Bad Advice Friday: My new husband went to a strip club
A woman is upset that her husband went to a strip club, so the original advice columnists made fun of her for being a prude.
Bad Advice Friday is a twist on my usual Feminist Advice Friday. In this semi-regular column, I look at the bad advice other columnists have given. The bad advice is often rooted in patriarchal norms, in the idea that women’s emotions really don’t matter, and in the cultural practice of centering men’s desires at the expense of women’s needs. You can find a complete list of previous bad advice columns here.
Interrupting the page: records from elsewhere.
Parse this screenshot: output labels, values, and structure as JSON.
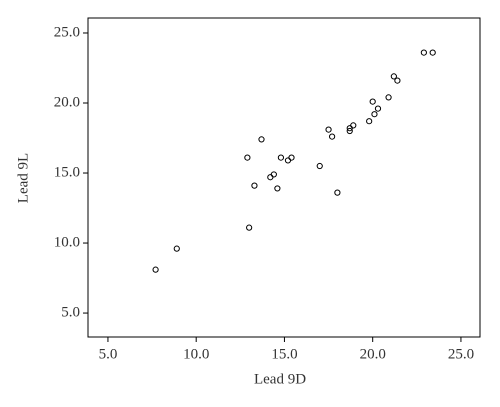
{
  "chart_data": {
    "type": "scatter",
    "x_label": "Lead 9D",
    "y_label": "Lead 9L",
    "xlim": [
      3.87,
      26.08
    ],
    "ylim": [
      3.29,
      26.07
    ],
    "xticks": [
      {
        "value": 5,
        "label": "5.0"
      },
      {
        "value": 10,
        "label": "10.0"
      },
      {
        "value": 15,
        "label": "15.0"
      },
      {
        "value": 20,
        "label": "20.0"
      },
      {
        "value": 25,
        "label": "25.0"
      }
    ],
    "yticks": [
      {
        "value": 5,
        "label": "5.0"
      },
      {
        "value": 10,
        "label": "10.0"
      },
      {
        "value": 15,
        "label": "15.0"
      },
      {
        "value": 20,
        "label": "20.0"
      },
      {
        "value": 25,
        "label": "25.0"
      }
    ],
    "color": "#000000",
    "x": [
      7.7,
      8.9,
      12.9,
      13.0,
      13.3,
      13.7,
      14.2,
      14.4,
      14.6,
      14.8,
      15.2,
      15.4,
      17.0,
      17.5,
      17.7,
      18.0,
      18.7,
      18.7,
      18.9,
      19.8,
      20.0,
      20.1,
      20.3,
      20.9,
      21.2,
      21.4,
      22.9,
      23.4
    ],
    "values": [
      8.1,
      9.6,
      16.1,
      11.1,
      14.1,
      17.4,
      14.7,
      14.9,
      13.9,
      16.1,
      15.9,
      16.1,
      15.5,
      18.1,
      17.6,
      13.6,
      18.0,
      18.2,
      18.4,
      18.7,
      20.1,
      19.2,
      19.6,
      20.4,
      21.9,
      21.6,
      23.6,
      23.6
    ]
  }
}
A brief content note: This is a question about strip clubs. Discussions of sex work and sex work-adjacent work tend to provoke significant consternation in feminist circles. Mostly, feminists in these discussions deride one another as anti-sex and unable to see sex workers as human beings on one side, and unable to see nuance and also unable to see sex workers as human beings on the other side.
I don’t believe in doing that here. If you have an argument to make, make it in good faith. Listen to what others have to say. Be willing to learn and be wrong. I’ve made my views on strip clubs clear elsewhere, but I’ll share them here:
In my twenties, I worked as a paralegal for a First Amendment lawyer who just happened to be the in-house counsel for a chain of strip clubs. I specifically took this job because I was very opposed to strip clubs and had been repeatedly attacked by other feminists for this stance. I wanted to better understand the issue.
What I learned is that all attempts to ban or limit stripping inevitably harm strippers—not club owners, not men patronizing the clubs. Women. I learned, and believe, that strippers can and should be allowed to make their own choices, and universally oppose any attempt to constrain those choices. For many women, stripping was their only and best option—one they were happy with as compared to their other options. I also learned that strip clubs were exponentially worse in their management and practices than I ever could have guessed. And that the men who patronize strip clubs are universally misogynistic losers.
In a capitalist society, there are plenty of bad choices and few good ones. People have the right to make their own choices, including choices that might be bad or harmful to themselves. In a patriarchal society, sex work is inevitably exploitative—but so too are other forms of work.
So we should not be in the business of constraining sex workers’ choices, nor of judging them. My concern with sex work is that the men who patronize strip clubs and sex workers, with rare exceptions, do so because they want to be able to pay to objectify and exploit a woman. They’re seeking a power imbalance, seeking to turn women into objects. And that’s a huge red flag if you’re in a relationship with one of these guys.
So please, keep the conversation civil and the quality of discourse high. Let’s not talk past each other on this issue.
The problem
A reader writes to How to Do It explaining that she’s concerned that her new husband went to a strip club with his friends, without telling or consulting her first. Her question is clear and to the point, and she even identifies the specific reason she’s upset: “I just hate the idea of strip clubs and women being sexual objects.”